Commentaire • 0
Sur la décision
| Référence : | TJ Marseille, 0p3 p prox réf., 23 mai 2024, n° 24/01761 |
|---|---|
| Numéro(s) : | 24/01761 |
| Importance : | Inédit |
| Dispositif : | Délibéré pour mise à disposition de la décision |
| Date de dernière mise à jour : | 6 août 2025 |
| Lire la décision sur le site de la juridiction |
Sur les parties
| Avocat(s) : | |
|---|---|
| Parties : |
Texte intégral
TRIBUNAL JUDICIAIRE DE MARSEILLE
Pôle de Proximité
ORDONNANCE DE RÉFÉRÉ
ORDONNANCE DU : 25 Juillet 2024
Président : Monsieur BIDAL, Juge
Greffier : Madame BOINE, Greffier
Débats en audience publique le : 23 Mai 2024
GROSSE :
Le 25 juillet 2024
à Me DE [Localité 5]
à Me ………………………………………..
Le ……………………………………………
à Me ………………………………………..
EXPEDITION :
Le 25 juillet 2024
à Mme [W] [V]
Le ………………………………………………….
à Me ………………………………………………
Le …………………………………………………..
à Me ………………………………………………
N° RG 24/01761 – N° Portalis DBW3-W-B7I-[Immatriculation 4]
PARTIES :
DEMANDERESSE
Société UNICIL
dont le siège social est sis [Adresse 3]
représentée par Me Corinne DE ROMILLY, avocat au barreau D’AIX-EN-PROVENCE
DEFENDERESSE
Madame [A] [W] [V]
née le 15 Mars 1982
demeurant [Adresse 2]
comparante
EXPOSE DU LITIGE
Un bail a été signé entre les parties le 20 mai 2019, relatif à un appartement situé [Adresse 1], moyennant un loyer initial mensuel de 354,23 euros et 179,86 euros de provision sur charges.
Des loyers étant demeurés impayés, la SA UNICIL a fait signifier un commandement de payer visant la clause résolutoire le 16 mars 2023.
Par acte de commissaire de justice en date du 19 février 2024, auquel il y a lieu de se reporter pour l’exposé intégral de ses moyens et prétentions, la SA UNICIL a fait assigner Madame [A] [W] [V] en référé devant le juge des contentieux de la protection du tribunal judiciaire de MARSEILLE, à l’audience du 23 mai 2024, aux fins de :
constater la résiliation du bail du fait de l’acquisition de la clause résolutoire,ordonner son expulsion, ainsi que celle de tous occupants de son chef,la condamner à produire son avis d’imposition 2022 sur les revenus 2021 sous astreinte de 10 euros par jour de retard à compter de l’ordonnance,la condamner au paiement de :la somme provisionnelle de 3 058,83 euros, au titre de l’arriéré locatif, avec intérêts au taux légal à compter de la date du commandement de payer,d’une indemnité d’occupation mensuelle provisionnelle égale au montant du loyer majoré des charges et autres accessoires, jusqu’à libération effective des lieux,la somme de 350 euros en application de l’article 700 du code de procédure civile, ainsi qu’aux dépens de l’instance.

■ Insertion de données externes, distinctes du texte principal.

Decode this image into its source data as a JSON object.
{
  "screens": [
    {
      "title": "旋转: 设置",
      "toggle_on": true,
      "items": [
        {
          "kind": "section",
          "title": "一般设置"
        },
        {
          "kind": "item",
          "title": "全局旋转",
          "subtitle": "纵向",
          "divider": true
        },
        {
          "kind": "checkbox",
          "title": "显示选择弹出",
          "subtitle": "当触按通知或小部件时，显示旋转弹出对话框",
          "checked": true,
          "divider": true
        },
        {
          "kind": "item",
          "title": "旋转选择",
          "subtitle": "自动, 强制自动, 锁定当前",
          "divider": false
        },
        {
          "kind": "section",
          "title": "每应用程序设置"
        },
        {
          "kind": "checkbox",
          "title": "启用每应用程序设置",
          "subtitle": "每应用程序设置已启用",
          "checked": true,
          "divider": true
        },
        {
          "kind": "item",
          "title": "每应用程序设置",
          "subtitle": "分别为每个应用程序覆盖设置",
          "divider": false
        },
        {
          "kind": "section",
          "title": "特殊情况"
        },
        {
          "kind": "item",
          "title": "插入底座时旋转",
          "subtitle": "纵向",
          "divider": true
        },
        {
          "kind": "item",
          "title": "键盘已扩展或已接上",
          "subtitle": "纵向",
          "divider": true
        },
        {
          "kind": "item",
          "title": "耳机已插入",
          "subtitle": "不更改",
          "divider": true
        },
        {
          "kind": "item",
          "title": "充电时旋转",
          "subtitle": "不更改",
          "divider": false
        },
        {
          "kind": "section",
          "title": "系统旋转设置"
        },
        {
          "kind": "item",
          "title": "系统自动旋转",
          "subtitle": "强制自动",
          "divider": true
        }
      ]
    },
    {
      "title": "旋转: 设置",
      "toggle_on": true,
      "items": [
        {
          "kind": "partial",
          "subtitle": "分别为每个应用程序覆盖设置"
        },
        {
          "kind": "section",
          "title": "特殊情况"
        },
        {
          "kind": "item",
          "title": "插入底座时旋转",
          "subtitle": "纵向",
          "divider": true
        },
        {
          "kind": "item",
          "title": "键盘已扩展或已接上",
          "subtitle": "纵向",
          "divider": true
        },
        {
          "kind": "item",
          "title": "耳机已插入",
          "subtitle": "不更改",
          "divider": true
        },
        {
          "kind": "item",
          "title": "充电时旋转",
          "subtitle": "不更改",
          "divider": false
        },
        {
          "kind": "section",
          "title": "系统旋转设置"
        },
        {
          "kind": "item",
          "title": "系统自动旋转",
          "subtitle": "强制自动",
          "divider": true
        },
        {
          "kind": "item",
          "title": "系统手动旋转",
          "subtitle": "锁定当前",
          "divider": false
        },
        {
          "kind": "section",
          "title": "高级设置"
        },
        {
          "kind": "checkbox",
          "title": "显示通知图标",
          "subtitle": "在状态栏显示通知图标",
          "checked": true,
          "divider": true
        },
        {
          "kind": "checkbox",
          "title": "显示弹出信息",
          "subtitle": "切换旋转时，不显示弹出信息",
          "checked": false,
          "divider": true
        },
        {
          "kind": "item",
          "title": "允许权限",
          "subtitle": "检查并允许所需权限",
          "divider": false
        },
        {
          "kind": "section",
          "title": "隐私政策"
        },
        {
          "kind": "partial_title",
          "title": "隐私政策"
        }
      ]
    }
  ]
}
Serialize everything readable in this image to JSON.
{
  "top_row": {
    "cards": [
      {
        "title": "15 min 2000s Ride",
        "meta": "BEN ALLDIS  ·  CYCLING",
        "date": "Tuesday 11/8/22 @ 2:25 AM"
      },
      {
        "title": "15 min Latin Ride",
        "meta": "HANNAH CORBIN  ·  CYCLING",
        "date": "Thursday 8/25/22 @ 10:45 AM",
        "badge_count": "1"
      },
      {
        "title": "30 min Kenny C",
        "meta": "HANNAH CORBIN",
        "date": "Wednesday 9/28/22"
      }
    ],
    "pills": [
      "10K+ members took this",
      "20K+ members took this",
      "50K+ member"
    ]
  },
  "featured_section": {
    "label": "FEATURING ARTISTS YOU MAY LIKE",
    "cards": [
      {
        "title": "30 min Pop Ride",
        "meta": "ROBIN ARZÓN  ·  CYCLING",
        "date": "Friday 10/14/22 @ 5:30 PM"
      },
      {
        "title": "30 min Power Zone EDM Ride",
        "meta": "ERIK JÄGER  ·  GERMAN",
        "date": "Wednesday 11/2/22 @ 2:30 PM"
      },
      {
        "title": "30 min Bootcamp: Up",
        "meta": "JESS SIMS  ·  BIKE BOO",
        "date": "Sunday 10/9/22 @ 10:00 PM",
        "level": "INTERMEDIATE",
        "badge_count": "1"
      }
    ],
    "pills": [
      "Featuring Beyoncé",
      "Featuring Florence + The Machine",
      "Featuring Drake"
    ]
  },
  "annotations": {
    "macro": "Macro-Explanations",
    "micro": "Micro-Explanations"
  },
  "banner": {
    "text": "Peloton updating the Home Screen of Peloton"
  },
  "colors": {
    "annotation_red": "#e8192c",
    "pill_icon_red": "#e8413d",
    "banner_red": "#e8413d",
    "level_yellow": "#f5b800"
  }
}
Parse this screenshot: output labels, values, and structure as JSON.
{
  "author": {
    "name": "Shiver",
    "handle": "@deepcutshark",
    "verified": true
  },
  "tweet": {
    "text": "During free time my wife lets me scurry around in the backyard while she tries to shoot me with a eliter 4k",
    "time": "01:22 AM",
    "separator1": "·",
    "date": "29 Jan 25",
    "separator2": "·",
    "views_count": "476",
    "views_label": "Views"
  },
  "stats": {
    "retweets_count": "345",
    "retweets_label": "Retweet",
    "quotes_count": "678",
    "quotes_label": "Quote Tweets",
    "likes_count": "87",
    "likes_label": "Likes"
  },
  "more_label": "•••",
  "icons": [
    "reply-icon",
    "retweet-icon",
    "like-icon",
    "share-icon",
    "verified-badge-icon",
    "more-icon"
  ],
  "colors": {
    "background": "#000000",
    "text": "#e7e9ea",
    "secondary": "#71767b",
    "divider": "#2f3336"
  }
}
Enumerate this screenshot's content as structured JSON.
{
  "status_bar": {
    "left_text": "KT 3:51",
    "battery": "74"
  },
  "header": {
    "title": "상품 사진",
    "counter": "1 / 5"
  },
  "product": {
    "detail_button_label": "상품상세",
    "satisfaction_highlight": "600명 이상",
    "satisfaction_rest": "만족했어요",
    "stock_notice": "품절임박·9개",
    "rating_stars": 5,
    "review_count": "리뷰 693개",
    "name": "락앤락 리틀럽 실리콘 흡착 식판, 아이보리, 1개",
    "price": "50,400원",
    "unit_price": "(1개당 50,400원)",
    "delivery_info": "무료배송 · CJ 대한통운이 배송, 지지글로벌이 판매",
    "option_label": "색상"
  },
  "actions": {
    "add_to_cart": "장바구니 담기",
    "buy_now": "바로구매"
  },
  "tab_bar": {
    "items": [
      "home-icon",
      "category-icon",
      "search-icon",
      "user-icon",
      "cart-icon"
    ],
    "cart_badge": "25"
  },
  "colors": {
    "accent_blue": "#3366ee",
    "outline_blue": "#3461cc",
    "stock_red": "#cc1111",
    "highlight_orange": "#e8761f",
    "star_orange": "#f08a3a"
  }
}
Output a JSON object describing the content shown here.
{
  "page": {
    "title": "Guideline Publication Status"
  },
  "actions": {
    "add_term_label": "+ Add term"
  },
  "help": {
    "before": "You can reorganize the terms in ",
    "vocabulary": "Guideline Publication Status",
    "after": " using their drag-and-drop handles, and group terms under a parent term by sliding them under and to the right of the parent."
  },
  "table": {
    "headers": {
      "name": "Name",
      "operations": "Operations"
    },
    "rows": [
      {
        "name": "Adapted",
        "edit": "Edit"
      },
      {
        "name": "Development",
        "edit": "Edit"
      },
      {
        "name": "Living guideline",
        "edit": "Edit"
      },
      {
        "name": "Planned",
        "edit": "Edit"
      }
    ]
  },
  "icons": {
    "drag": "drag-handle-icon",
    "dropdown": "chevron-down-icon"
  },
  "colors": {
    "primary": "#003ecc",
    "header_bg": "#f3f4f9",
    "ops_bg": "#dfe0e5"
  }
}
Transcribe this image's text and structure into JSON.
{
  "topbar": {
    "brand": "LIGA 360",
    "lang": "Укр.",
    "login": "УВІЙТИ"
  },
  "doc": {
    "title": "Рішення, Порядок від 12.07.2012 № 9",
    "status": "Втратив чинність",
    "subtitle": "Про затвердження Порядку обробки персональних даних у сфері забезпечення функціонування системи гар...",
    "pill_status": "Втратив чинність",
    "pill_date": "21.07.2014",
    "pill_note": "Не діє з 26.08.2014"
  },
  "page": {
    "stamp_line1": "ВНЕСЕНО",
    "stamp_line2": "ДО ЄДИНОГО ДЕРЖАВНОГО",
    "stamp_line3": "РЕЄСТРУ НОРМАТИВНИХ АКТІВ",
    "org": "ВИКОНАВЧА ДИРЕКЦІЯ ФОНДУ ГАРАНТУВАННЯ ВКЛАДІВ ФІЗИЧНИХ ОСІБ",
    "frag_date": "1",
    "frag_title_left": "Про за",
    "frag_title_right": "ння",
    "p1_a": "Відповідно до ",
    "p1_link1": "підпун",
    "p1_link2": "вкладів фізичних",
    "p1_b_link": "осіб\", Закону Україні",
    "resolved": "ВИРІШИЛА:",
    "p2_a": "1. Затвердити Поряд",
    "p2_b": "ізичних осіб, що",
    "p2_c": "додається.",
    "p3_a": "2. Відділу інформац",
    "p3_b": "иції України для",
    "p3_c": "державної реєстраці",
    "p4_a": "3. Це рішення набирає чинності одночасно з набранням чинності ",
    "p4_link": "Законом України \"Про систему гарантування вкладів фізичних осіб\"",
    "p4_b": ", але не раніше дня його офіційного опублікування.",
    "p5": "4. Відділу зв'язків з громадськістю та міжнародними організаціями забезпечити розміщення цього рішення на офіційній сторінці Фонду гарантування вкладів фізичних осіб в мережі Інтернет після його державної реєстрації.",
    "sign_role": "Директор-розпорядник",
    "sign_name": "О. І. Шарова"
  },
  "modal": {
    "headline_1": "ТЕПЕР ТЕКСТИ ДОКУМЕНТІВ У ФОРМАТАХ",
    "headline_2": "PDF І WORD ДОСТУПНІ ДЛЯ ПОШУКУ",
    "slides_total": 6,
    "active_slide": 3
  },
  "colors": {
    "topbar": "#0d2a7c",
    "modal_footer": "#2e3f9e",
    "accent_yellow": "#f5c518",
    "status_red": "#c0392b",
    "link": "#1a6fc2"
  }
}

A l’audience, la SA UNICIL, représentée par son Conseil, sollicite le bénéfice de son acte introductif d’instance en actualisant sa créance, celle-ci s’élevant à la somme de 5 018,34 euros, au 30 avril 2024. Elle ne s’oppose pas à l’octroi d’éventuels délais de paiement ni à la suspension des effets de la clause résolutoire si de tels délais étaient accordés.
Madame [A] [W] [V] comparait. Elle reconnait l’existence d’une dette locative – dont elle ne conteste pas le montant – et sollicite tant l’octroi de délais de paiement que la suspension des effets de la clause résolutoire durant ces délais, soulignant sa situation personnelle délicate.
Un diagnostic social et financier a été reçu au greffe avant l’audience et il a été donné lecture de ses conclusions à l’audience.
L’affaire a été mise en délibéré au 25 juillet 2024.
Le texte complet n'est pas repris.